Johnson Controls International plc stock research
FY2024 Q2
Johnson Controls International (JCI) Gross Margin — Quarter Ended Mar 31, 2024
Revenue and gross profit both increased compared to the prior quarter, while cost of revenue also rose. Gross margin improved slightly, reflecting a stable relationship between these metrics.
Gross margin takeaway
Quarter ended Mar 31, 2024 · FY2024 Q2
Revenue and gross profit both increased compared to the prior quarter, while cost of revenue also rose. Gross margin improved slightly, reflecting a stable relationship between these metrics.
- The strongest observable margin driver is the increase in gross profit relative to revenue, which led to a higher gross margin. This suggests that cost of revenue grew at a slower pace than revenue.
- Compared to the prior quarter, revenue and gross profit were higher, while gross margin improved slightly. Versus the same quarter last year, revenue and gross profit were lower, but gross margin was higher, indicating a shift in the cost structure.
Gross margin snapshot
The selected quarter's reported revenue, gross profit, direct costs, and margin comparisons.
Gross margin
34.3%
Gross profit
$1.9B
Revenue
$5.6B
Cost of revenue
$3.7B
Quarter-over-quarter change
+0.2 pts
Year-over-year change
+0.8 pts
Quarterly gross margin trend
A four-quarter view of the revenue and direct-cost bridge behind gross margin.

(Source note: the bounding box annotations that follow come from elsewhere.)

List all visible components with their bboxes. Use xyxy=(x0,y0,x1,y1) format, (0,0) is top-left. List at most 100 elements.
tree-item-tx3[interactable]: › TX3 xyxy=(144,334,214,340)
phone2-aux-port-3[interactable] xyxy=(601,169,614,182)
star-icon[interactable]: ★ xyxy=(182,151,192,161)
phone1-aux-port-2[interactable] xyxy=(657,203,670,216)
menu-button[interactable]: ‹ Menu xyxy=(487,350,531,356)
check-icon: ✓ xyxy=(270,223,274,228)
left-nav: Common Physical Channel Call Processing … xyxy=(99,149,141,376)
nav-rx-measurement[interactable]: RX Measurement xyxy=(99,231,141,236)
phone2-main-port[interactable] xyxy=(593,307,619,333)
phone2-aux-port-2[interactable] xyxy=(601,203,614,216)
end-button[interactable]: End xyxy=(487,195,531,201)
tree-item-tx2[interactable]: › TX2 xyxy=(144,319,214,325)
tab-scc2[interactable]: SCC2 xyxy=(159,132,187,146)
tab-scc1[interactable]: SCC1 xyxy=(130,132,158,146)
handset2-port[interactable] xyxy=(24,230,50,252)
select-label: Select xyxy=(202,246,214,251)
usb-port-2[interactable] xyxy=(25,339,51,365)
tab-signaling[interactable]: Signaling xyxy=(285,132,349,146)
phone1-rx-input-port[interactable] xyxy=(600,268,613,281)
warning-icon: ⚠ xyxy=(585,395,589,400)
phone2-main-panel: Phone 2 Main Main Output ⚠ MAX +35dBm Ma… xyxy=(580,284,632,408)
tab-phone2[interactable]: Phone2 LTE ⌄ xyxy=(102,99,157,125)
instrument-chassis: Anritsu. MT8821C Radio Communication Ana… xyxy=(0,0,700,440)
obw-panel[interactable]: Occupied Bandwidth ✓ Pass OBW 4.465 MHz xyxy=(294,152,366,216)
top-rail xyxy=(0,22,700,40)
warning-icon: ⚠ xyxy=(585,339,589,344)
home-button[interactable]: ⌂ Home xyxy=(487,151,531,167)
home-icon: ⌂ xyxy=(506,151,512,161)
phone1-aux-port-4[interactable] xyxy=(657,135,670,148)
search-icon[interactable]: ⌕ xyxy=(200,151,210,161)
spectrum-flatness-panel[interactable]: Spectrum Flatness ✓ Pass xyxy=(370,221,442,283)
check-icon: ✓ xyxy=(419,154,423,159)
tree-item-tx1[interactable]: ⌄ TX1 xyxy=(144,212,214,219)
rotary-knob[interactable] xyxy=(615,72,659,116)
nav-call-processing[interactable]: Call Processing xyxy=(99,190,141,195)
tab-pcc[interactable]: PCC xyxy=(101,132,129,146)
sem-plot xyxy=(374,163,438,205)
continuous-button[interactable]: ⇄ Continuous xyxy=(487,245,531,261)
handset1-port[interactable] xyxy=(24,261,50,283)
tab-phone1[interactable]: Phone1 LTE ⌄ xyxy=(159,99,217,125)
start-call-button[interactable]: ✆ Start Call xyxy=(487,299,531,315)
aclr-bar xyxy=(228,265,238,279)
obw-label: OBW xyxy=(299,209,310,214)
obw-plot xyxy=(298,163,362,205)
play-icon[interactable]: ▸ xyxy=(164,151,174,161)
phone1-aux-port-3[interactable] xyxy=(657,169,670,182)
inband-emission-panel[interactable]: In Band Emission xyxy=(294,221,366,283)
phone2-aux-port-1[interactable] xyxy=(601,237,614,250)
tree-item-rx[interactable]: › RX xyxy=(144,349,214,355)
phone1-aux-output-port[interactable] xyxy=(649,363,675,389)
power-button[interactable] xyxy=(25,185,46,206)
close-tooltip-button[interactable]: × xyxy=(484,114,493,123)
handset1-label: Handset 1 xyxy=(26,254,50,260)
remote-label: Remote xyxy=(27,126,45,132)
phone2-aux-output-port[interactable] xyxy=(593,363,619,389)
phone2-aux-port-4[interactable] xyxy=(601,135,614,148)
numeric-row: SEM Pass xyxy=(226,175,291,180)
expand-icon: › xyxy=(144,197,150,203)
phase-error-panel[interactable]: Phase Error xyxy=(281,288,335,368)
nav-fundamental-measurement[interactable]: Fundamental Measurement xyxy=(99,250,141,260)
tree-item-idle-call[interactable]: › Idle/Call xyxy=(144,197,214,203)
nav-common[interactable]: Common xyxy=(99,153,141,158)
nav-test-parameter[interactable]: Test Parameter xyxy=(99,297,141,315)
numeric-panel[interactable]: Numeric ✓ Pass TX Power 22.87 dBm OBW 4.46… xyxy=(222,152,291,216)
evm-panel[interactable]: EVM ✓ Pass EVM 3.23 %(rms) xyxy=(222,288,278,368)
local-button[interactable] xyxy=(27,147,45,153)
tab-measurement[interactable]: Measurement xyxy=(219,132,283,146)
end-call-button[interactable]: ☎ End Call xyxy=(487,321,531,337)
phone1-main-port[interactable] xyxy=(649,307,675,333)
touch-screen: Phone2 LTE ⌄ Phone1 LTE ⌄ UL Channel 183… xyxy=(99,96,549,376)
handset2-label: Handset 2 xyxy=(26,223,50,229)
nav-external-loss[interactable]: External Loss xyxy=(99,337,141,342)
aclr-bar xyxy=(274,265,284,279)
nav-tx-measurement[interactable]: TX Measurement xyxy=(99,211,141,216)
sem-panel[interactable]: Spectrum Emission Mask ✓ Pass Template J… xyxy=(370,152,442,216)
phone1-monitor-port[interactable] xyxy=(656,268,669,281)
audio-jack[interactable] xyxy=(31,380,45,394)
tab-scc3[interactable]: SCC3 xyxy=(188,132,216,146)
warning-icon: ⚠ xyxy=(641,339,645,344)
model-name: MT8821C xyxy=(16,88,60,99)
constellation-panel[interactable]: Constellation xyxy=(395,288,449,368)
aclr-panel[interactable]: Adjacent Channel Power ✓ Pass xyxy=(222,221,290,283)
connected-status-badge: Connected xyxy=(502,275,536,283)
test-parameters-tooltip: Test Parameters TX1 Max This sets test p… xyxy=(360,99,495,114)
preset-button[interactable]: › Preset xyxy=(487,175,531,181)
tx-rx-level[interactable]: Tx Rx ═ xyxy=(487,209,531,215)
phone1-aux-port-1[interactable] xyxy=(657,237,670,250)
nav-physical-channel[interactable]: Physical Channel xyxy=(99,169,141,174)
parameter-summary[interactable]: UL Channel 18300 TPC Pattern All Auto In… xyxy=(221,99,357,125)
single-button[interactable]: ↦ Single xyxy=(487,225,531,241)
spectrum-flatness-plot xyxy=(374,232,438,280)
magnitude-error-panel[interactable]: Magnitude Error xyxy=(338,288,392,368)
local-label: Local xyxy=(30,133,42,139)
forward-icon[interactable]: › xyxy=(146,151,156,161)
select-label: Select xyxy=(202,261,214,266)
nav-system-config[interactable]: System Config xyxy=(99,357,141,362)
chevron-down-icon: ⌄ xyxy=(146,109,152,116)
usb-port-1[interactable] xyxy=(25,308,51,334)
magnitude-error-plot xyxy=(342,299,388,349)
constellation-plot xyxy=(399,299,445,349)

| Period | Revenue | Gross profit | Cost of revenue | Gross margin |
|---|---|---|---|---|
| Jun 30, 2023 | $7.1B | $2.4B | $4.7B | 34.1% |
| Sep 30, 2023 | $2.4B | $1.0B | $1.4B | 42.6% |
| Dec 31, 2023 | $5.2B | $1.8B | $3.4B | 34.1% |
| Mar 31, 2024 | $5.6B | $1.9B | $3.7B | 34.3% |
Quarterly comparisons
Compare the selected margin with the preceding quarter and the same fiscal quarter one year earlier.
Previous-quarter change
Dec 31, 2023
+0.2 pts
Year-over-year change
Mar 31, 2023
+0.8 pts
What the margin says
Filing-constrained interpretation of margin direction, comparisons, and what to monitor next.
The strongest observable margin driver is the increase in gross profit relative to revenue, which led to a higher gross margin. This suggests that cost of revenue grew at a slower pace than revenue.
Compared to the prior quarter, revenue and gross profit were higher, while gross margin improved slightly. Versus the same quarter last year, revenue and gross profit were lower, but gross margin was higher, indicating a shift in the cost structure.
Monitor the trend in cost of revenue relative to revenue, as it is a key factor influencing gross margin stability.